Sulle ali degli alberi
Trame delicate e nodose di pagine fogliari, sembrano nelle opere di Di Meo più fragili di una foglia secca. Infatti sono incompiute, mancanti di alcuni lembi e porzioni. Incompiute, però, non significa rotte, né consumate. Sono state realizzate così, compiute proprio nella loro incompiutezza, e per quanto ovvia questa prima considerazione chiede attenzione, e una finezza, una certa maturità di sguardo più che di parola e di giudizio.
Da un lato l’artista è molto attenta nel far emergere le venature che non siamo mai soliti vedere né andare a cercare in una foglia. E’ precisa, ama il dettaglio e ce lo restituisce con innegabile perizia, senza gareggiare con la natura stessa (della foglia) ma omaggiandola.
Sono così nitidi i reticoli fatti di spago, che possiamo immaginarci le parti mancanti. L’artista ci fa completare l’opera con l’immaginazione, ci fa indovinare l’intero della foglia attraverso le sue parti. L’artista creando sottrae, e lo spettatore guardando aggiunge, indovina completa.
Tutto il mondo di Annalisa Di Meo sembra essere incentrato sul tema della relazione, della prevalenza segreta delle somiglianze sulle differenze manifeste. Una foglia appartiene al mondo vegetale, l’ala di una farfalla a quello animale, ma l’artista non fa anatomia dell’insetto, cioè come dice letteralmente la parola non lo fa a pezzi: lo considera in una sua parte, l’ala, che lo mette in intima comunicazione con la foglia, li rende coappartenenti al medesimo universo: quella percezione, quello dell’estetica.

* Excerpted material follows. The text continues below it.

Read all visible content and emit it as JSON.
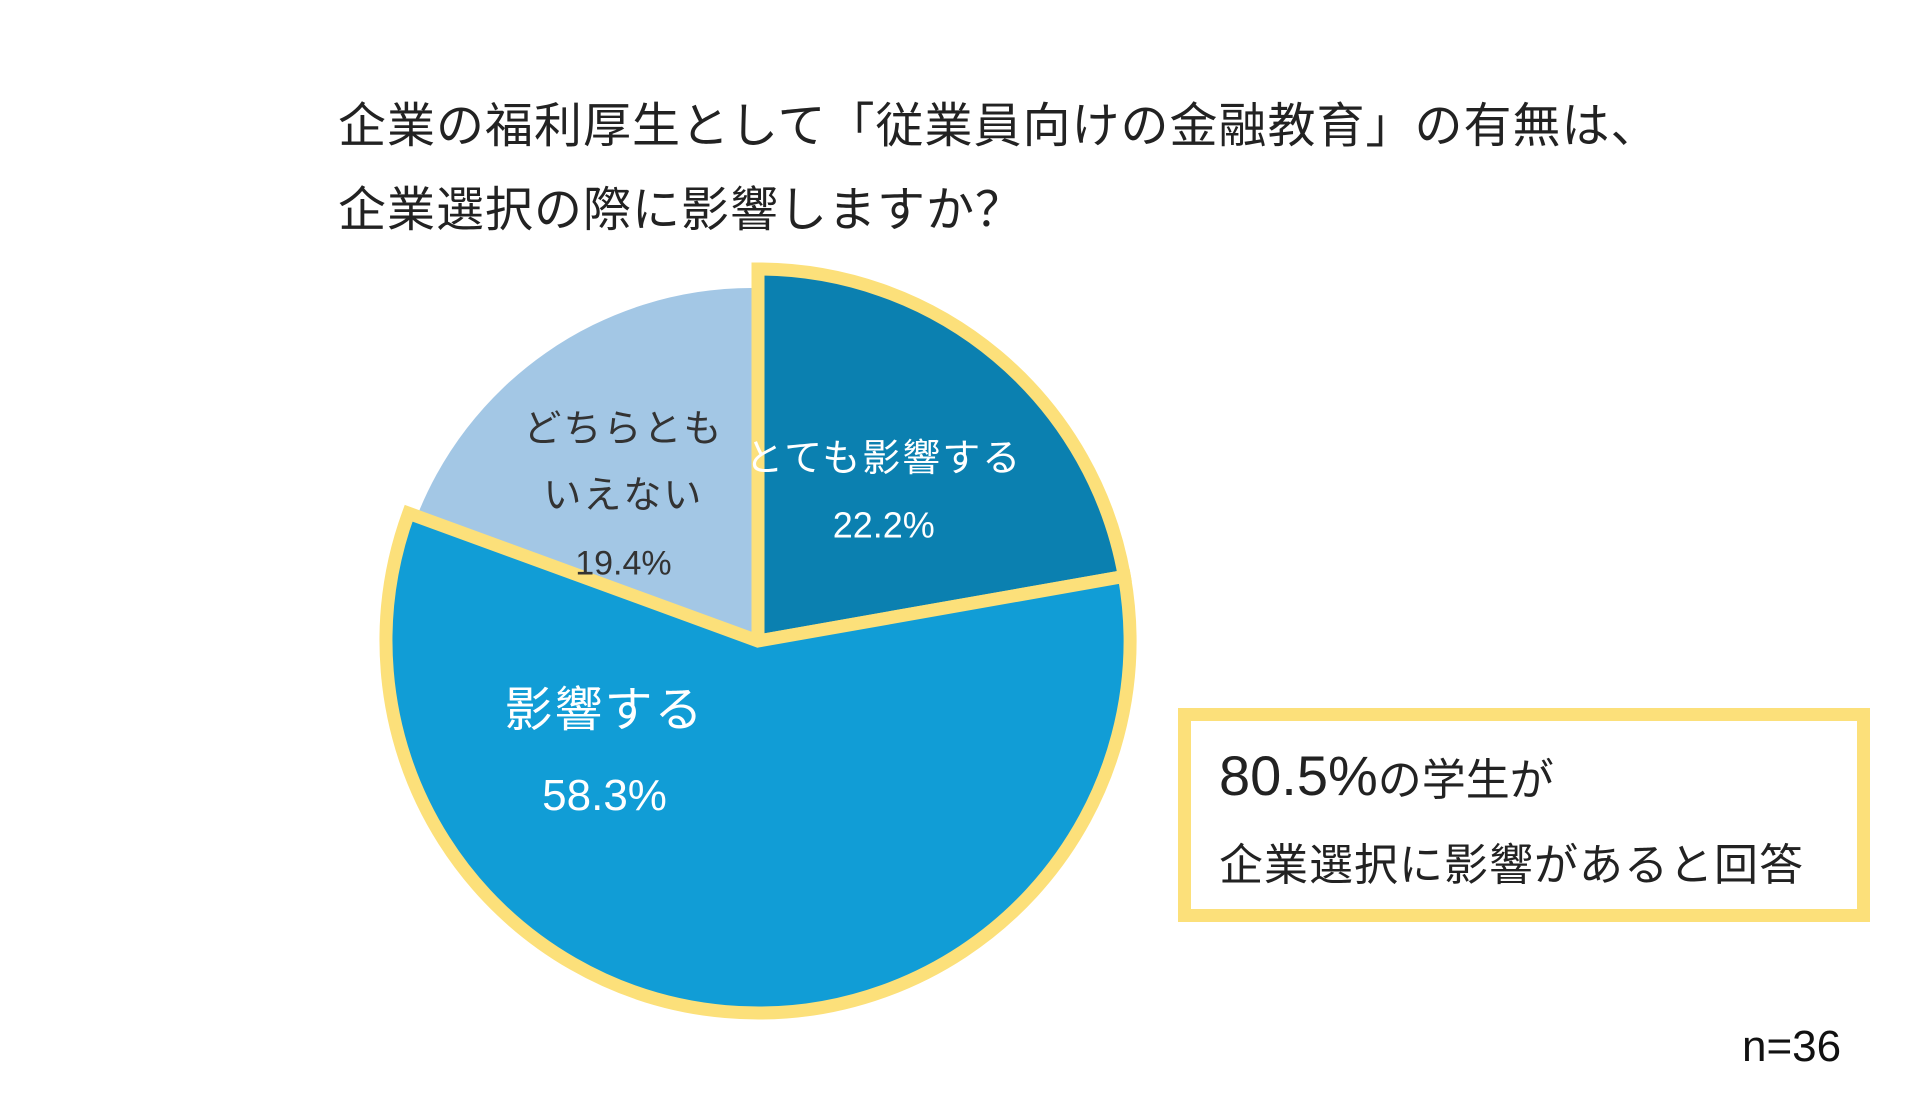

Il corpo di queste relazioni è spesso trasparente, di cellophane, della garza, della carta, del plexiglass, della matita, è leggero e trasparente fino a lasciare affiorare l’opacità. Opacità di che cosa, ci si chiederà. Quella del supporto, pronto ad avvertirci che non si tratta di reperti fossili, di resti conservati o salvati, ma di nuove rappresentazioni artistiche. L’arte è tale perché artificiale, appunto, e non gioca con l’illusione, almeno non più nella contemporaneità. Con gli strumenti tecnologici che abbiamo a disposizione, quale sarebbe il senso di competere con la natura in verosimiglianza? L’arte che una volta imitava, anche virtuosisticamente e mirabilmente, oggi è scalzata dalla sua esatta riproduzione fotografica, solo per fare un esempio.
Vediamo tutti molto bene che quella di Di Meo non è una vera foglia, non è una vera ala, e al contempo vediamo con altrettanta chiarezza che di ali e di foglie si tratta. E’ con la sua tecnica, con i suoi materiali nuovi e condivisi con altre pratiche altri mestieri, che l’artista opera una persuasione naturale. Quelle venature in rilievo che tanto si assomigliano potrebbero far nascere le ali da un albero, da un ramo. Le farfalle potrebbero volare con quelle foglie leggere, e posarsi dove sarebbe bello che sostassimo anche noi, talvolta: non sulle foglie, ma sul loro risvolto, su quella parte di reale e di mondo che ci sfugge sempre, come è naturale che sia, a meno che per conoscerlo meglio non usiamo l’artificio di rovesciare le cose di girarle.
Un’altra piccola considerazione, è che dell’albero questa artista non considera il fusto, né il fiore né il frutto (esito e scopo di tutta la vita della pianta), ma qualcosa di ben più accessorio, come le foglie. Le legge come una pagina, appunto, come dice del palmo della foglia anche il linguaggio botanico. Si occupa con grazia e insistenza di dettagli di marginalità. E’ forse con la stessa sensibilità per ciò che non è protagonista, soggettivo per eccellenza e non denotante con immediatezza che un altro dei suoi soggetti preferiti è il sogno.
Del sogno Di Meo dà immagini composte geometrico more, campiture di colori ordinatamente scansite in mosaici di forme nitide, in un’architettura misteriosa di segni e disegni in cui brilla un segnale cromatico: il rosso. Una traccia palpitante che è premessa e esito del sogno, una fragranza ottica circondata da un alternarsi lattiginoso, ambiguo di consistenza e inconsistenza di bianchi. Quel raggrumarsi magmatico di colore scarlatto, da forma si fa segnale di una presenza ineludibile, in aggirabile.
Ci piacerebbe fosse il nostro Io, ambiguo anch’esso, memore e immemore, razionale e irrazionale, emotivo, contraddittorio, in movimento, in evoluzione e in trasformazione. Ma un Io.